Minority Majority Districts
Through the VRA, the federal government moved to guarantee access for all citizens to the ballot. Even so, the right to vote did not necessarily translate into electing representatives for voters who were in the minority. In jurisdictions, particularly in the South, voters who historically had faced racial discrimination (African-Americans, Latinos, Asian-Pacific Americans and Native Americans) had been unable to elect candidates of their choice unless they constituted a majority of voters in a given electoral district. In 1982, Congress amended the VRA to include requirements that certain jurisdictions provide minority voters opportunities to elect candidates of their choice.
Initially, these jurisdictions turned minority populations into a majority through re-drawing legislative districts. This created an overall racial majority from a formerly minority population in a particular district. But this approach has serious drawbacks, especially when a minority group is not centralized, but is dispersed geographically or interspersed with other groups of voters. Consequently, these race-conscious districts encountered setbacks at the Supreme Court, which outlawed explicit “racial gerrymanders.”
As a result of many legal disputes and public controversies concerning effective minority representation, courts have ordered ward-based systems (single-member districts) as remedies in vote dilution cases. This supports the notion that the best determinant of a black candidate’s electoral success is the racial composition of the electoral jurisdictions. But in the 1993 Supreme Court decision of Shaw v. Reno, the Court declared that a North Carolina reapportionment scheme constituted racial gerrymandering under the Equal Protection Clause of the Fourteenth Amendment. This ruling allows white voters to object to what they perceive as racially motivated districting. Cases similar to Shaw, and cases resulting from the Shaw decision filled the courts. Voting rights attorneys, civil rights groups, and community activists defended majority minority voting districts and to protect them in light of the Shaw decision.
Many would agree that the VRA is perhaps the most significant piece of legislation designed to secure minority electoral rights. However, the VRA is vulnerable to attack on the grounds that it may overextend its original mandate. Some have argued that proponents of the VRA have confused the “right to vote” with the “right to be elected.” Many people of color have won federal, state, and local elections. Their success may not have been possible without such aggressive policy measures as the VRA. Yet despite the protections of the VRA, courts continue to address controversies surrounding new methods to dilute the collective strength of black voters.

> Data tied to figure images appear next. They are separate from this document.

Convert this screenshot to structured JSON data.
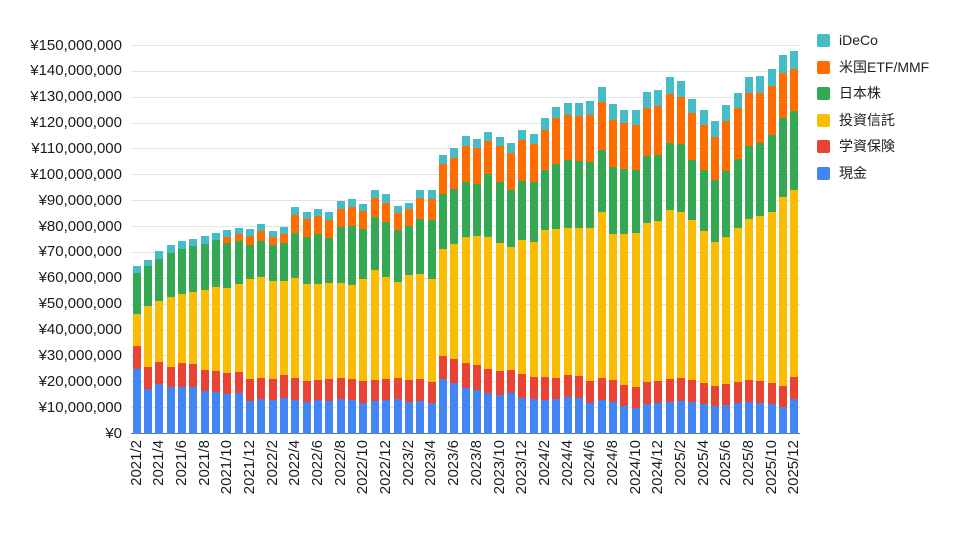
{
  "chart_data": {
    "type": "bar",
    "stacked": true,
    "title": "",
    "unit_note_millions_yen": 1000000,
    "ylim_millions": [
      0,
      150
    ],
    "grid": true,
    "y_ticks": [
      "¥0",
      "¥10,000,000",
      "¥20,000,000",
      "¥30,000,000",
      "¥40,000,000",
      "¥50,000,000",
      "¥60,000,000",
      "¥70,000,000",
      "¥80,000,000",
      "¥90,000,000",
      "¥100,000,000",
      "¥110,000,000",
      "¥120,000,000",
      "¥130,000,000",
      "¥140,000,000",
      "¥150,000,000"
    ],
    "x_tick_every": 2,
    "categories": [
      "2021/2",
      "2021/3",
      "2021/4",
      "2021/5",
      "2021/6",
      "2021/7",
      "2021/8",
      "2021/9",
      "2021/10",
      "2021/11",
      "2021/12",
      "2022/1",
      "2022/2",
      "2022/3",
      "2022/4",
      "2022/5",
      "2022/6",
      "2022/7",
      "2022/8",
      "2022/9",
      "2022/10",
      "2022/11",
      "2022/12",
      "2023/1",
      "2023/2",
      "2023/3",
      "2023/4",
      "2023/5",
      "2023/6",
      "2023/7",
      "2023/8",
      "2023/9",
      "2023/10",
      "2023/11",
      "2023/12",
      "2024/1",
      "2024/2",
      "2024/3",
      "2024/4",
      "2024/5",
      "2024/6",
      "2024/7",
      "2024/8",
      "2024/9",
      "2024/10",
      "2024/11",
      "2024/12",
      "2025/1",
      "2025/2",
      "2025/3",
      "2025/4",
      "2025/5",
      "2025/6",
      "2025/7",
      "2025/8",
      "2025/9",
      "2025/10",
      "2025/11",
      "2025/12"
    ],
    "series": [
      {
        "name": "現金",
        "color": "#4285F4",
        "values_millions": [
          24.8,
          17.2,
          19.2,
          17.9,
          17.9,
          18.1,
          16.6,
          16.2,
          15.3,
          15.5,
          12.7,
          13.2,
          13.0,
          13.6,
          13.0,
          12.2,
          13.0,
          12.7,
          13.2,
          13.0,
          11.9,
          12.7,
          13.0,
          13.2,
          12.3,
          12.7,
          11.9,
          21.0,
          19.7,
          17.5,
          16.8,
          15.5,
          14.9,
          15.8,
          13.6,
          13.2,
          13.0,
          13.5,
          14.2,
          13.9,
          11.9,
          13.0,
          12.3,
          10.7,
          9.8,
          11.4,
          11.9,
          12.3,
          12.7,
          12.3,
          11.4,
          10.7,
          11.0,
          11.9,
          12.3,
          11.9,
          11.4,
          10.4,
          13.2
        ]
      },
      {
        "name": "学資保険",
        "color": "#EA4335",
        "values_millions": [
          9.2,
          8.6,
          8.3,
          7.9,
          9.2,
          8.6,
          8.0,
          8.1,
          8.2,
          8.3,
          8.3,
          8.4,
          8.0,
          9.0,
          8.3,
          8.2,
          7.7,
          8.3,
          8.4,
          8.1,
          8.5,
          8.0,
          8.0,
          8.1,
          8.4,
          8.3,
          8.2,
          9.0,
          9.0,
          9.9,
          9.7,
          9.3,
          9.4,
          8.8,
          9.4,
          8.8,
          8.7,
          8.1,
          8.3,
          8.2,
          8.5,
          8.3,
          8.4,
          8.1,
          8.1,
          8.7,
          8.5,
          8.7,
          8.6,
          8.4,
          8.3,
          7.7,
          8.1,
          8.2,
          8.4,
          8.5,
          8.3,
          8.0,
          8.5
        ]
      },
      {
        "name": "投資信託",
        "color": "#FBBC04",
        "values_millions": [
          12.2,
          23.5,
          23.7,
          27.0,
          27.0,
          28.0,
          31.0,
          32.3,
          32.9,
          34.1,
          38.6,
          38.9,
          38.0,
          36.4,
          38.8,
          37.4,
          37.1,
          37.1,
          36.5,
          36.4,
          39.4,
          42.4,
          39.5,
          37.3,
          40.4,
          40.8,
          39.7,
          41.4,
          44.7,
          48.5,
          49.7,
          51.1,
          49.3,
          47.5,
          51.9,
          52.0,
          56.8,
          57.6,
          57.0,
          57.3,
          59.1,
          64.3,
          56.3,
          58.2,
          59.6,
          61.2,
          61.7,
          65.5,
          64.3,
          61.7,
          58.5,
          55.6,
          56.9,
          59.2,
          62.3,
          63.6,
          66.0,
          73.1,
          72.3
        ]
      },
      {
        "name": "日本株",
        "color": "#34A853",
        "values_millions": [
          16.0,
          15.3,
          16.4,
          17.0,
          17.3,
          17.6,
          17.8,
          18.3,
          17.2,
          16.7,
          13.1,
          14.1,
          13.7,
          14.6,
          17.4,
          18.3,
          19.3,
          17.5,
          21.6,
          22.9,
          19.4,
          20.6,
          21.2,
          19.9,
          19.0,
          21.2,
          22.6,
          21.3,
          21.2,
          21.3,
          20.3,
          24.5,
          23.6,
          22.1,
          22.7,
          23.2,
          23.4,
          25.0,
          26.3,
          26.1,
          25.4,
          24.1,
          26.2,
          25.3,
          24.4,
          25.8,
          25.4,
          25.7,
          26.4,
          23.4,
          23.5,
          24.1,
          25.5,
          26.7,
          28.0,
          28.5,
          29.8,
          30.5,
          30.5
        ]
      },
      {
        "name": "米国ETF/MMF",
        "color": "#FF6D01",
        "values_millions": [
          0,
          0,
          0,
          0,
          0,
          0,
          0,
          0,
          2.3,
          2.6,
          3.6,
          3.6,
          3.4,
          3.5,
          7.1,
          6.9,
          6.9,
          7.1,
          7.2,
          7.2,
          7.0,
          7.4,
          7.4,
          6.7,
          6.6,
          7.9,
          8.3,
          11.5,
          12.0,
          14.1,
          13.9,
          12.6,
          14.1,
          14.2,
          15.7,
          14.8,
          15.6,
          17.8,
          17.5,
          17.4,
          18.3,
          18.5,
          18.0,
          17.7,
          17.5,
          18.9,
          19.3,
          19.2,
          18.0,
          18.0,
          17.5,
          16.7,
          19.5,
          19.8,
          20.5,
          19.3,
          19.0,
          17.5,
          16.5
        ]
      },
      {
        "name": "iDeCo",
        "color": "#46BDC6",
        "values_millions": [
          2.5,
          2.6,
          2.8,
          2.9,
          3.0,
          2.9,
          2.9,
          2.8,
          2.6,
          2.3,
          2.6,
          2.9,
          2.3,
          2.6,
          2.8,
          2.6,
          2.9,
          2.9,
          2.8,
          3.1,
          2.6,
          3.1,
          3.4,
          2.6,
          2.4,
          3.3,
          3.5,
          3.5,
          3.8,
          3.9,
          3.5,
          3.5,
          3.5,
          3.8,
          4.1,
          3.8,
          4.5,
          4.4,
          4.4,
          4.8,
          5.5,
          5.8,
          6.0,
          5.1,
          5.7,
          5.9,
          6.0,
          6.3,
          6.2,
          5.7,
          6.0,
          6.0,
          6.0,
          5.9,
          6.5,
          6.4,
          6.5,
          6.9,
          7.0
        ]
      }
    ],
    "legend": {
      "position": "top-right",
      "items": [
        "iDeCo",
        "米国ETF/MMF",
        "日本株",
        "投資信託",
        "学資保険",
        "現金"
      ]
    }
  }
}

The creation of majority-black districts has been the overarching federal policy regarding minority representation after the VRA was enacted. Even so, there are many views about the need and effectiveness of majority-black districts. Likewise, the case of Shaw v. Reno places majority-black districting in a somewhat tenuous position as more and more groups of whites begin to assert that redistricting plans have resulted in a new kind of “political apartheid,” preventing them from full and effective use of the ballot. Efforts continue to work out a solution that passes constitutional muster and it remains to be seen what that solution will be.